My source of inspiration has always been not easy to put into words, but I recently read bashkort's post where he did it nicely, and my story was quite similar: I was impressed by how a computer is so much faster than me, but it doesn't understand anything, and I can instruct the computer what I want it to do, and, voila, I have both my analytical skills and the speed of my computer on my side. I was, and am, also attracted by the level of detail and rigor one needs to maintain while explaining to the computer what should be done. (In this sense, to be honest, I feel a little bit sad, or envious, about the recent rise in the usage of modern LLMs with which a 10-year-old kid can deploy a website with an online game in a couple hours that would take me several days of work — maybe because there were no such tools when I was 10 years old, maybe because I feel like the joy of programming a computer is slowly being taken from me by more powerful computers, and possibly in ten years the profession of a programmer will seem archaic same way as we now consider the scribe or the typist profession archaic.
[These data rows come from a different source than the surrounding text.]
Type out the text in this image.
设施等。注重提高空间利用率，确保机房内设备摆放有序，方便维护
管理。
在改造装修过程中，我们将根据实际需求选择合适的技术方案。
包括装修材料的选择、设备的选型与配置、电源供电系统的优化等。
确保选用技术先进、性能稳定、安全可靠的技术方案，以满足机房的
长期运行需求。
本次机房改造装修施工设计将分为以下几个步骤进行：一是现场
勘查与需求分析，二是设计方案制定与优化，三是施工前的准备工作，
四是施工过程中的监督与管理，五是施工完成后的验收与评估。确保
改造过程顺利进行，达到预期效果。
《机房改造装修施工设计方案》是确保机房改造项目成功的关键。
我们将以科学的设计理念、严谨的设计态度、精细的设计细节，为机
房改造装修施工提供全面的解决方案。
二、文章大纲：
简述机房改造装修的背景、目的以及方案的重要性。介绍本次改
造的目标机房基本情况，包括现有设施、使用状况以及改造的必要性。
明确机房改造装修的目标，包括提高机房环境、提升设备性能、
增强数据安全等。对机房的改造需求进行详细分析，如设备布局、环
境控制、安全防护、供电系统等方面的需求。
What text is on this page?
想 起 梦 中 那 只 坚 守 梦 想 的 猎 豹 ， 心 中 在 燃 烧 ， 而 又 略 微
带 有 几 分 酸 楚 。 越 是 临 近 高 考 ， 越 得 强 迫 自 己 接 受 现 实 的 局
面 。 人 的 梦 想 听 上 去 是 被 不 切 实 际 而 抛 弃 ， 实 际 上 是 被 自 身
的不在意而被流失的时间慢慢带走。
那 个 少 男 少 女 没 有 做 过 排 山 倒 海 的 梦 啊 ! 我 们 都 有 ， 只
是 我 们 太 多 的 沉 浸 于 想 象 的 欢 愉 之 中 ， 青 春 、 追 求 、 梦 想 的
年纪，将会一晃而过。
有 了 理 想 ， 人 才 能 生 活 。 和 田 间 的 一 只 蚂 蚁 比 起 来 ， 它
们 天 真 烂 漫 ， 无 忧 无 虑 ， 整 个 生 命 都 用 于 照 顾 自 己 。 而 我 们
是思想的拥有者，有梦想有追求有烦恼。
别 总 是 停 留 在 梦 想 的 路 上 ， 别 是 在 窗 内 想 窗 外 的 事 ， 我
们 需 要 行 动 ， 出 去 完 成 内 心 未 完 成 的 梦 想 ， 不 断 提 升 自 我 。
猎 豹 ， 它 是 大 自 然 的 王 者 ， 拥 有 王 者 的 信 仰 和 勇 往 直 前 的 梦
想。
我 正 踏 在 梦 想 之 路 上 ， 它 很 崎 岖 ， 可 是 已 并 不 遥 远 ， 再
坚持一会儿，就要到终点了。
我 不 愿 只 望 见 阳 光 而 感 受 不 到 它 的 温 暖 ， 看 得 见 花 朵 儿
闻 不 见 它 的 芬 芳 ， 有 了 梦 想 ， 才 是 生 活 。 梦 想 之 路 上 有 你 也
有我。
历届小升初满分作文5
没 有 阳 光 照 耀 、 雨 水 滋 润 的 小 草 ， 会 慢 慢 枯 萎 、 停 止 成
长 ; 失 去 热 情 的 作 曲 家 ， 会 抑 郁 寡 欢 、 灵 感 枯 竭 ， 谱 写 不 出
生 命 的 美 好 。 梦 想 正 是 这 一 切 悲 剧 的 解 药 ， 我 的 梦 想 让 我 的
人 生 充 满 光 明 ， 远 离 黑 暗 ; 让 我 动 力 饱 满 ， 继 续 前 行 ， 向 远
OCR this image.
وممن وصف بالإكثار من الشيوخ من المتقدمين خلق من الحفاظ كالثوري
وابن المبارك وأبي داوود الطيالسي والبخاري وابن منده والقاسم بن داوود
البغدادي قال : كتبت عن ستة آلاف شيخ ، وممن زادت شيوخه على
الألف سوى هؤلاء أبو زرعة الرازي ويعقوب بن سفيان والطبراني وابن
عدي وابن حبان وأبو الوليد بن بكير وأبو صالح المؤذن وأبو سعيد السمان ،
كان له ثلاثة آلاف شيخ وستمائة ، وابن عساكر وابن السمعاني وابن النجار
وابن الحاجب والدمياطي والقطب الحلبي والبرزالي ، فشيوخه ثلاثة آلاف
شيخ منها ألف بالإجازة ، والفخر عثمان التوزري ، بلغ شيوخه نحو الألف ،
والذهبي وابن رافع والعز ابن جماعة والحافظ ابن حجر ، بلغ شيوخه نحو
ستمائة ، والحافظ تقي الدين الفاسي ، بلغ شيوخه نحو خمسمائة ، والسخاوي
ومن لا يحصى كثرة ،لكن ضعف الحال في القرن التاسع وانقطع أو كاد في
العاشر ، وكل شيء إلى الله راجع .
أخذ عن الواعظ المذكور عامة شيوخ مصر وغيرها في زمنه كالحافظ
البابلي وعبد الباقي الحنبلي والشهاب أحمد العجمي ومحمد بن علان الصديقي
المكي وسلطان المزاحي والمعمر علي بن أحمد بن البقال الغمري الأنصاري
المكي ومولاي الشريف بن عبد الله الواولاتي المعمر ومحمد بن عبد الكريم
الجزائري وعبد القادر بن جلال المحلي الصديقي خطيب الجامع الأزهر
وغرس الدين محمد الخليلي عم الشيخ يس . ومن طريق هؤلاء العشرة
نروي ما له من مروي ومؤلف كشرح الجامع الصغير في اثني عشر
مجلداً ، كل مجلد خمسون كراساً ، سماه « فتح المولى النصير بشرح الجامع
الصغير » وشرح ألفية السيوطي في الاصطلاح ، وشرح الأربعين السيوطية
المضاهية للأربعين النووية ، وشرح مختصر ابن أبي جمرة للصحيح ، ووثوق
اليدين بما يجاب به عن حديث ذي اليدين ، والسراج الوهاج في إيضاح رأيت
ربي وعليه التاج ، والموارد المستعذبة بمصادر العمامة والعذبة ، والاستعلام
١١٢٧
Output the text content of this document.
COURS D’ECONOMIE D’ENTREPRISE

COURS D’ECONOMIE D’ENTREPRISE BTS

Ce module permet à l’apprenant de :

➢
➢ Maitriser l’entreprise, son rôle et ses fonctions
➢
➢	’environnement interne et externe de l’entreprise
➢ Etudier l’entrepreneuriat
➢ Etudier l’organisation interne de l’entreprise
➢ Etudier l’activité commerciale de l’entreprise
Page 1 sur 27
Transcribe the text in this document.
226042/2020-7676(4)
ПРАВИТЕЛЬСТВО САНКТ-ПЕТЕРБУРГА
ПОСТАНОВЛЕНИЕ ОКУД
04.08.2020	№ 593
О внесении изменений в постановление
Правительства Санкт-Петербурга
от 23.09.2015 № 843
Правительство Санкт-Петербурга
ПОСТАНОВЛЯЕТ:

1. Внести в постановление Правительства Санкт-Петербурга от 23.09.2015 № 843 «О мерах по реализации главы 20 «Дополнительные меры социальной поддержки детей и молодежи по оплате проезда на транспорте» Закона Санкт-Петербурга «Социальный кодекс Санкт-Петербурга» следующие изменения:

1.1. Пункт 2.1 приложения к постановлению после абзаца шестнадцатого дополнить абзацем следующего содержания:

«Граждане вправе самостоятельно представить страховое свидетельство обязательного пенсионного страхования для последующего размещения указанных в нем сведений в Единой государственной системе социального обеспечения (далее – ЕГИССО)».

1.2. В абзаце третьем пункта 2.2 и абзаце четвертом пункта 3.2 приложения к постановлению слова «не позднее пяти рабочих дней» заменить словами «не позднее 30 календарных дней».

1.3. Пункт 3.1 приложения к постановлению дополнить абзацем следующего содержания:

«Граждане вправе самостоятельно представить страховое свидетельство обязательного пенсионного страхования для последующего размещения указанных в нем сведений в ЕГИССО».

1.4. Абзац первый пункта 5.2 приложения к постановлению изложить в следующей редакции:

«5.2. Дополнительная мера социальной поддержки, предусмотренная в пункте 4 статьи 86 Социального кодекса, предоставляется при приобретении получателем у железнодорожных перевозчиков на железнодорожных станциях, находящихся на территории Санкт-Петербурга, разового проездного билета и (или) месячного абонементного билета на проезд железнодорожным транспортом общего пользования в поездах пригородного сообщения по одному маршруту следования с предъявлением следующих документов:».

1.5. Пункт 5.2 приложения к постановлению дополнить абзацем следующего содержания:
And yes, it'll be depressing for be if technical mindset eventually turns out to be useless for programming, and everyone will be able to program anything without any hard work and learning, simply by knowing which exactly two sentences of prompt to say to a cyberbrain.)

I've gone pretty far with it, but I'm looking forward to learning and achieving much more, of course! The worst thing you can do is to freeze in resin, turn into a fossil and stop improving. Even if the technology leads the art that we all dedicate our time to on this site to a new stage of development.